For all the time spent showcasing the scars of past psychic traumas here, I still tread lightly when it comes to the “High Eighties” period. That block of time — roughly spanning 1984 to 1988 — is such a tangle of regret, embarrassment, and pain that anything associated with it dredges up muck better left undisturbed.
They were my junior high years, which would’ve been agonizing enough without all the extra flourishes thrown in my direction. My family moved from North Woburn to the center of the city. The spacious new digs were a welcome upgrade from a crowded two-room apartment, but it also brought home how much my childhood circle of friends had drifted apart. Though the move seemed like it would alleviate some of the pressures on my already dysfunctional family unit, the respite was short-lived and followed by an escalating downward spiral of deterioration.
On top of all this, I was trying (and mostly failing) to get a handle on my raging adolescent hormones and struggling with what in hindsight was a minor nervous breakdown brought on by crippling anxieties over an imminent-to-my-eyes nuclear holocaust. To cope with all this, I leaned heavily into geeky escapist tendencies that only amplified my sense of alienation. I futzed and fumbled through those years with little in the way of self-awareness or personal restraint, leaving a wide trail of debris in my wake.
It was awful and I knew it was awful, but I couldn’t help myself. It’s why I consciously decided to seal that part of my past off, behind my mother’s death, behind punk rock, behind a reflexive disdain for anything that remotely evoked those memories. Very select bits and pieces of it were allowed to remain in my ever-shifting personal narrative, but the bulk of the memories remained walled up in a psychic quarantine zone.
The cordon held for the better part of three decades, with the first breaches only opening in the past few years or so. Maybe it’s because I was forced to confront it when working on the series of RPG posts. Maybe it was a natural reaction to sifting through physical artifacts of those times while cleaning out my late grandmother’s house. Or maybe I’m just getting old and realize that the shame actually does have a half-life.
I wouldn’t call it nostalgia, but an ongoing process of re-evaluation. It’s hard to romanticize when even the few cherished blossoms sport vicious barbs beneath the petals. There’s very little sweet in the lot without a stiff dose of the sour thrown in for good measure.
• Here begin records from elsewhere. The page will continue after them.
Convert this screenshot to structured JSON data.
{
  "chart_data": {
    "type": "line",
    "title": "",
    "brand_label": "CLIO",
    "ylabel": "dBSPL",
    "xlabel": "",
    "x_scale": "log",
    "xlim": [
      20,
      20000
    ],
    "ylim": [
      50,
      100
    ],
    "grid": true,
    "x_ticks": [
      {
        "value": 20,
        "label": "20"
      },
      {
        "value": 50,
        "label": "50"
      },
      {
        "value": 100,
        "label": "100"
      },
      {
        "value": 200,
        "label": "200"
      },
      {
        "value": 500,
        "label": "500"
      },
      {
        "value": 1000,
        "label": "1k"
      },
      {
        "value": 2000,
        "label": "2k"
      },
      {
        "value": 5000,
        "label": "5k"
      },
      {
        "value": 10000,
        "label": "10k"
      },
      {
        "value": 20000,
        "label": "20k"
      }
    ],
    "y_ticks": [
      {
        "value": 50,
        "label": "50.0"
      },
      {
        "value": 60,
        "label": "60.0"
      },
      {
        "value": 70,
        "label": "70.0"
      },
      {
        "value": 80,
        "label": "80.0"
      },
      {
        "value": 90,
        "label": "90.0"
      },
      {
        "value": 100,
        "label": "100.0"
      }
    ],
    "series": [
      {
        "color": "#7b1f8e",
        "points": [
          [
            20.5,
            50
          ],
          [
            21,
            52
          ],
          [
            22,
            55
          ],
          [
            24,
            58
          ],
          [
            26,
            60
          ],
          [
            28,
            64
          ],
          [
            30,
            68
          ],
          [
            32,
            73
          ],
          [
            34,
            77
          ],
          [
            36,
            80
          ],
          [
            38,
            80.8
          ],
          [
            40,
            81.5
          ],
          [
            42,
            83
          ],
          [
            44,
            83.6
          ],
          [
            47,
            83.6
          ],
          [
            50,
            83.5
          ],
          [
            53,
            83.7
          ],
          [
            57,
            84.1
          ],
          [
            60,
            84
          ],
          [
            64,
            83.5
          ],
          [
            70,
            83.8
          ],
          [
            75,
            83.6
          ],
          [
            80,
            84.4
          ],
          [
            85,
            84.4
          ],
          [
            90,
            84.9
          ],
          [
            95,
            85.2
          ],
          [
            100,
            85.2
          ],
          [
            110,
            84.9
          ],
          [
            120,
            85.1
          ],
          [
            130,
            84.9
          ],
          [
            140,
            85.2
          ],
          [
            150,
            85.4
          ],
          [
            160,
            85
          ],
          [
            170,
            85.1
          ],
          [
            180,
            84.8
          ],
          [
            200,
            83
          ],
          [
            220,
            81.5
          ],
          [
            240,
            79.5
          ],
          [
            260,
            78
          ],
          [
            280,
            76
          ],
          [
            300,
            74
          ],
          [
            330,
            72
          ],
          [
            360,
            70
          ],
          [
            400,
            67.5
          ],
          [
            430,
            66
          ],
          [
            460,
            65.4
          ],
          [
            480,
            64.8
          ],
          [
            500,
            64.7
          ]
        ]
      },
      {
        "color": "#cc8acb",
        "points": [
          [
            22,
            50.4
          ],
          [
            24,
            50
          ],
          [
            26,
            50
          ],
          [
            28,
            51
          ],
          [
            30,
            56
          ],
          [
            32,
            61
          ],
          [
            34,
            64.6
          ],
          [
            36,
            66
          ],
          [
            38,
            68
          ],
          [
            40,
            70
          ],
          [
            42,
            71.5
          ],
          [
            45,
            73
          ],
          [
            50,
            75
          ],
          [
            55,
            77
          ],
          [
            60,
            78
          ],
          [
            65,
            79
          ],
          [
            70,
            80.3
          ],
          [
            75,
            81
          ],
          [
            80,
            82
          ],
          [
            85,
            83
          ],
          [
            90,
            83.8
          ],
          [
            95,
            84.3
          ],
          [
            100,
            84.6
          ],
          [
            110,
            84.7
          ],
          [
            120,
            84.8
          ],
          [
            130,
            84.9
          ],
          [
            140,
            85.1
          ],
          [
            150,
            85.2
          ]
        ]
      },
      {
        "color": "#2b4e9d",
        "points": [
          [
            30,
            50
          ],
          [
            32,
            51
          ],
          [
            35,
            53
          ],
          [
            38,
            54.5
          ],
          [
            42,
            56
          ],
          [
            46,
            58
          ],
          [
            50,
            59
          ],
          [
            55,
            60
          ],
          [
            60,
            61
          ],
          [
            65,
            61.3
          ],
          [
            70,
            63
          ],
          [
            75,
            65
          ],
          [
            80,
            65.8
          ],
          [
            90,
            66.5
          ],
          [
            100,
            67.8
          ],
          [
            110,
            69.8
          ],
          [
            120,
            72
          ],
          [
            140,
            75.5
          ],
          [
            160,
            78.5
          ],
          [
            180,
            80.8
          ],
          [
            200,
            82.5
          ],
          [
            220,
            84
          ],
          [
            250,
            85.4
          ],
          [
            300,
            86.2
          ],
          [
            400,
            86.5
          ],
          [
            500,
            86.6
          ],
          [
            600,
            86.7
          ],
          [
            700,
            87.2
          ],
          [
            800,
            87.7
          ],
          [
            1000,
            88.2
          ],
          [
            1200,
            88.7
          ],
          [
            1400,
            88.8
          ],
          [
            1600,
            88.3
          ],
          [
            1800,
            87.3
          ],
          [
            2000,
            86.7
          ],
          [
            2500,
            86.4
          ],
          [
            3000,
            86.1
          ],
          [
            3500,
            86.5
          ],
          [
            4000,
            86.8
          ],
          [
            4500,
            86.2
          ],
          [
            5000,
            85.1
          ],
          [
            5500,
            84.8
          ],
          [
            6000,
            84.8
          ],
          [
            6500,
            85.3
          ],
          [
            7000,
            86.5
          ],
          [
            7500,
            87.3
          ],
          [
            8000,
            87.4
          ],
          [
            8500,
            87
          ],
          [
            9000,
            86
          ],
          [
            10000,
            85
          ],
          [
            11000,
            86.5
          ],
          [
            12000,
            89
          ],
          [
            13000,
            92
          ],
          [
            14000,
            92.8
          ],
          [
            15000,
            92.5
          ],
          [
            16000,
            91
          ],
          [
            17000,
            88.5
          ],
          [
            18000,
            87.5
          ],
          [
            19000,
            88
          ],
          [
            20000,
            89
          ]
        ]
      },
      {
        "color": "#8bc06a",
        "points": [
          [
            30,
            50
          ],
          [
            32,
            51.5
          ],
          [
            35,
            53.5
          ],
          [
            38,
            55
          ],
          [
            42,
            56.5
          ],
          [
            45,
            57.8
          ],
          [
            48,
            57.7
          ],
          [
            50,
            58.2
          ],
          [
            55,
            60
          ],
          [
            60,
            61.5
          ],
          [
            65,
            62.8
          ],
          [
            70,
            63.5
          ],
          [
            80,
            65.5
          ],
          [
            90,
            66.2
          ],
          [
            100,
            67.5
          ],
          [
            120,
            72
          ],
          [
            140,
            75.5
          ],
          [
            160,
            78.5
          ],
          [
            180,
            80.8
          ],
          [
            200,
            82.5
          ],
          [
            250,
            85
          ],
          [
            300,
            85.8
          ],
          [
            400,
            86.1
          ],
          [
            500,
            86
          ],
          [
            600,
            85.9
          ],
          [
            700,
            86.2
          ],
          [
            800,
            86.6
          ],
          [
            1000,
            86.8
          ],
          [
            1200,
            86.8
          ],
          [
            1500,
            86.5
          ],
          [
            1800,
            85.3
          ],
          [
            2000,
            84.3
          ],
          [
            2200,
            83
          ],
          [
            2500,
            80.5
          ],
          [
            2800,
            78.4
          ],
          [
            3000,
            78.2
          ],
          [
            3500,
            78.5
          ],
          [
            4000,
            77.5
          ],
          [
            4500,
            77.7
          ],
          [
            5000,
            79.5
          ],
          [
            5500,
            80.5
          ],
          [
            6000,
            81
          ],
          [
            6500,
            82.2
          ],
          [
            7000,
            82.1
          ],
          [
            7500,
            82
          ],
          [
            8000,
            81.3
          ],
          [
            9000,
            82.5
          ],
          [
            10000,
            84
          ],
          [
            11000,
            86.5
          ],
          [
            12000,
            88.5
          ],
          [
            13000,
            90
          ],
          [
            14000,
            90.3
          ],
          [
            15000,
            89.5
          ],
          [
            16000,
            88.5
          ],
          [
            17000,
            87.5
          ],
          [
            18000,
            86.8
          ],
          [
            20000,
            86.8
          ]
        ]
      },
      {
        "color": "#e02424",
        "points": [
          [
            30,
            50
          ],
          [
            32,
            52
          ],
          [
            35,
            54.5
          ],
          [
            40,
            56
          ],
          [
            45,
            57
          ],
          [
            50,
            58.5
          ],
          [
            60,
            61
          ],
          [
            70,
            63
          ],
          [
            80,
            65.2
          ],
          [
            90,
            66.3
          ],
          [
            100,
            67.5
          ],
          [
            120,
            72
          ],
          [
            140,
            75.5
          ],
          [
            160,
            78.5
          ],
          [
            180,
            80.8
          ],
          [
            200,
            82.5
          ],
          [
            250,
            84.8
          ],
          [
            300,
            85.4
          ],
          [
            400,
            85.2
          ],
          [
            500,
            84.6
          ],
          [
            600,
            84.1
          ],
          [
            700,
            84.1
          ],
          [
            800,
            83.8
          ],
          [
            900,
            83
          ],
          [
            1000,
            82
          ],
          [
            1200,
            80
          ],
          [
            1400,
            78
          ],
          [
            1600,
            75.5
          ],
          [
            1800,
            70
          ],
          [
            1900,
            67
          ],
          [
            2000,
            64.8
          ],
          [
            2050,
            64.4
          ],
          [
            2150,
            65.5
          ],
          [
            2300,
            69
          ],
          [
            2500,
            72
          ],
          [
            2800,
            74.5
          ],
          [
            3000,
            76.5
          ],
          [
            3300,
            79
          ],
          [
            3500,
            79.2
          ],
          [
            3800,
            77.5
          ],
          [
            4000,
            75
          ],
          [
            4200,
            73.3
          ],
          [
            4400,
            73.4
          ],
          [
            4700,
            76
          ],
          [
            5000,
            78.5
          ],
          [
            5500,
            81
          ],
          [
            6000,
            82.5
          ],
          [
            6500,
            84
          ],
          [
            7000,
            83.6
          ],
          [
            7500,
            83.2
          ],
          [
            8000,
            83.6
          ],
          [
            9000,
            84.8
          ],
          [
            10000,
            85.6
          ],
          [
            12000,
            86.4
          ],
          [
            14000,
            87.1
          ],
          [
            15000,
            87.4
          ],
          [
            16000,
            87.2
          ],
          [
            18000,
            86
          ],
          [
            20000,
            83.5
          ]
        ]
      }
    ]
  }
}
This tragic case of after the fact introspection has also begun to manifest in my record collection. I’d already reclaimed specific Sixties soul and pop releases from my wayward youth, where the quality of the material transcended any unpleasant memories it might have evoked. Approaching more contemporary stuff was a trickier business, fraught with questions such as “do I really want to listen to this” or “will Maura think any less of me for admitting I kinda like this thing?”
Before I slipped away before anything resembling a social circle, before I stopped paying attention to the current Top 40 and went all in on the sounds of two decades before, my musical tastes were shaped by Top 40 radio and music video programming local broadcasters threw together in hopes of nabbing a little of that sweet MTV action.
There was no tribal sense of a “sound” or “scene” involved (though I did semi-incline towards hard rock and pop metal, thanks to my North Woburn upbringing). It was entirely predicated on videogenic allure and whatever slotted into my current flavor of adolescent sentimentality –
– and nothing exemplified this quite like “Lights Out” by Peter Wolf, in which the former J. Geils frontman goes solo and sounds even more like his old band that he did when he was with them.
The song is pure MOR party rock, extruded and polished to an acceptably scruffy sheen. It’s uptempo enough to keep the toes tapping but with enough melancholy schmaltz to close out a DJ’s middle school dance set. In other words, just the sort of song an emotionally addled thirteen year old would latch onto as he looked up from his pile of Deathlok comics and wondered if there was someone out there for him, somewhere. (It turned out she lived two towns over, was three years older than him, and was listening to Siouxsie and the Sex Pistols at the time.)
The entire thing is cheesy to the core. When I spun the single for the first time last week, I had face-flushing flashbacks about borrowing my famous junior high dance moves from Wolf’s white hipster gyrations in the video.
But I still love the damn song. God have pity on my soul.